Correct Answer - Option 3 :
\(\frac {100 + 23}{373}\)
CONCEPT:
Carnot engine:
- The theoretical engine which works on the Carnot cycle is called a Carnot engine.
- It gives the maximum possible efficiency among all types of heat engines.
Heat source:
- The part of the Carnot engine which provides heat to the engine is called a heat source.
- The temperature of the source is maximum among all the parts.
Heat sink:
- The part of the Carnot engine in which an extra amount of heat is rejected by the engine is called a heat sink.
- The amount of work which is done by the engine is called as work done.
- The efficiency (η)of a Carnot engine is given by:
\(\Rightarrow \eta = 1 - \frac{{{T_C}}}{{{T_H}}} = \;\frac{{Work\;done\left( W \right)}}{{{Q_{in}}}} = \;\frac{{{Q_{in}} - \;{Q_R}}}{{{Q_{in}}}}\)

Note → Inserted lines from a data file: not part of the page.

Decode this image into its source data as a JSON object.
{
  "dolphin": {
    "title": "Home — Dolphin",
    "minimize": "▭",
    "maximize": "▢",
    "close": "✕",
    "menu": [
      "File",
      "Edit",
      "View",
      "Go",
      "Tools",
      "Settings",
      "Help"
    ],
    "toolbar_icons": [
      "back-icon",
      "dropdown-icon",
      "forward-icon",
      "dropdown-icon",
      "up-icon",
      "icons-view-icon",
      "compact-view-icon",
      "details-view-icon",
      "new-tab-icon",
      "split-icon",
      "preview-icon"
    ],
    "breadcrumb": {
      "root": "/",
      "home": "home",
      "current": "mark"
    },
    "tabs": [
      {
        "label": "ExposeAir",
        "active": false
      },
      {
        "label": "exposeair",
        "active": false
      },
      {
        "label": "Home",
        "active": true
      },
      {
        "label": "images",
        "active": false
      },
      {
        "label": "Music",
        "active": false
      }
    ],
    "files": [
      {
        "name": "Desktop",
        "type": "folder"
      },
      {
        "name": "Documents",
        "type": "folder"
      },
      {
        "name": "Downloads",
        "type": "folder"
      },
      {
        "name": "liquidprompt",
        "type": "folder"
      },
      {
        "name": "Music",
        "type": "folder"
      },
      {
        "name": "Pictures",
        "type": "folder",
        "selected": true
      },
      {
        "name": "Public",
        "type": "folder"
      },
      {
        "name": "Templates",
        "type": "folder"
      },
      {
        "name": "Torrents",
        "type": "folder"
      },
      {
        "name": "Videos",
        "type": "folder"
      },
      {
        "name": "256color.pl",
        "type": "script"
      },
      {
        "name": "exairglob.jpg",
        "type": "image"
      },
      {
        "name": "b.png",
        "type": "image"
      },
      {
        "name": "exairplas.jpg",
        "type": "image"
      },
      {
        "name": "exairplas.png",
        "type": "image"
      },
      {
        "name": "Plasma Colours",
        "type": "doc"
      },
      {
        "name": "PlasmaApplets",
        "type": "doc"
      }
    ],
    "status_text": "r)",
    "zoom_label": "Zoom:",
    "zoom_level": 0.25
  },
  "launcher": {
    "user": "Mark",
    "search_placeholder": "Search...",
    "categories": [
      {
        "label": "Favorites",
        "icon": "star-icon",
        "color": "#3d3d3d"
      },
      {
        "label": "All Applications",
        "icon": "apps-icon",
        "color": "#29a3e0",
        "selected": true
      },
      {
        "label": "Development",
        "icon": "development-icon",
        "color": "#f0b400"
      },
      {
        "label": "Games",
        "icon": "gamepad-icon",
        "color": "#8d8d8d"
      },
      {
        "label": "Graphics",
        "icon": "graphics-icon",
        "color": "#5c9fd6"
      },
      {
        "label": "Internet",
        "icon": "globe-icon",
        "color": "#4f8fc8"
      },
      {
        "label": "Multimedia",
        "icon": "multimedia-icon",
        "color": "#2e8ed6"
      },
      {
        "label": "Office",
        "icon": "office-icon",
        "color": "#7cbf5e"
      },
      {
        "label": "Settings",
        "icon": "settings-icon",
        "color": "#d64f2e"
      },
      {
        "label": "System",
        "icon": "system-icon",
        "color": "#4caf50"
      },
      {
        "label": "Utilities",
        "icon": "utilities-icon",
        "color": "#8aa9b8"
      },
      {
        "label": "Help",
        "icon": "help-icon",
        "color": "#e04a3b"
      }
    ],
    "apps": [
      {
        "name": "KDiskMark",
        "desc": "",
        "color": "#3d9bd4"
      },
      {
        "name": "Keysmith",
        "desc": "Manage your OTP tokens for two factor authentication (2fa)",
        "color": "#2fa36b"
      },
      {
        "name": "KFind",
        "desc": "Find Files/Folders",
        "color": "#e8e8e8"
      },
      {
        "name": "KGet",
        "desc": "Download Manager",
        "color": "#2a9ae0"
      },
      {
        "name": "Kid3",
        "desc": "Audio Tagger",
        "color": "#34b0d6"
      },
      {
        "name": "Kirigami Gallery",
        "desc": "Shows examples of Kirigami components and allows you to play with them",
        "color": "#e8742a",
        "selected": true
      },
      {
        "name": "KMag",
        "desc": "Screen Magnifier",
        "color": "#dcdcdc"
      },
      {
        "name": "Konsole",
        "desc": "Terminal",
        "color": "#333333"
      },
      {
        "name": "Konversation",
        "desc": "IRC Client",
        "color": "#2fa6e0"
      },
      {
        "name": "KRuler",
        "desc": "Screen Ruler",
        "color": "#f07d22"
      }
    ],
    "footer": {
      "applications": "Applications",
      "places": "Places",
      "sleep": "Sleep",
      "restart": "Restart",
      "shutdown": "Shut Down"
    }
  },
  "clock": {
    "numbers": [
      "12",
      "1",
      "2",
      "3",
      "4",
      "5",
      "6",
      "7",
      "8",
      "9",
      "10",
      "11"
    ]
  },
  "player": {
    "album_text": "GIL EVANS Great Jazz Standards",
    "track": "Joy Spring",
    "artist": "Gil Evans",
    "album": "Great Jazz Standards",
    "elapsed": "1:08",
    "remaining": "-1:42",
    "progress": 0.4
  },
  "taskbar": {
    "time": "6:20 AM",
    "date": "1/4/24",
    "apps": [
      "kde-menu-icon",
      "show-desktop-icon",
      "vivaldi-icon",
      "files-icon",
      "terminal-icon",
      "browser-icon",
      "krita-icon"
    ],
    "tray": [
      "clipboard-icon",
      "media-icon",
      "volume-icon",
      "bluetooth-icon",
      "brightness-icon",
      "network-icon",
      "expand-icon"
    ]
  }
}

Where TC is the temperature of the sink, TH is the temperature of the source, W is work done by the engine, Qin is the heat given to the engine/heat input and QRis heat rejected.
CALCULATION:
T1 = 100°C = 273 + 100 = 373 K
T2 = -23°C = 273 - 23 = 250 K
- The efficiency of the Carnot engine:
\(\Rightarrow \eta =\frac{W}{{{Q}_{1}}}=\frac{{{Q}_{1}}-{{Q}_{2}}}{{{Q}_{1}}}=\frac{{{T}_{1}}-{{T}_{2}}}{{{T}_{1}}}=\frac{{{373}}-{{250}}}{{{373}}}=\frac{{{123}}}{{{373}}}=\frac{{{100}}+{{23}}}{{{373}}}\)
- Therefore the Efficiency of the Carnot cycle is option 3.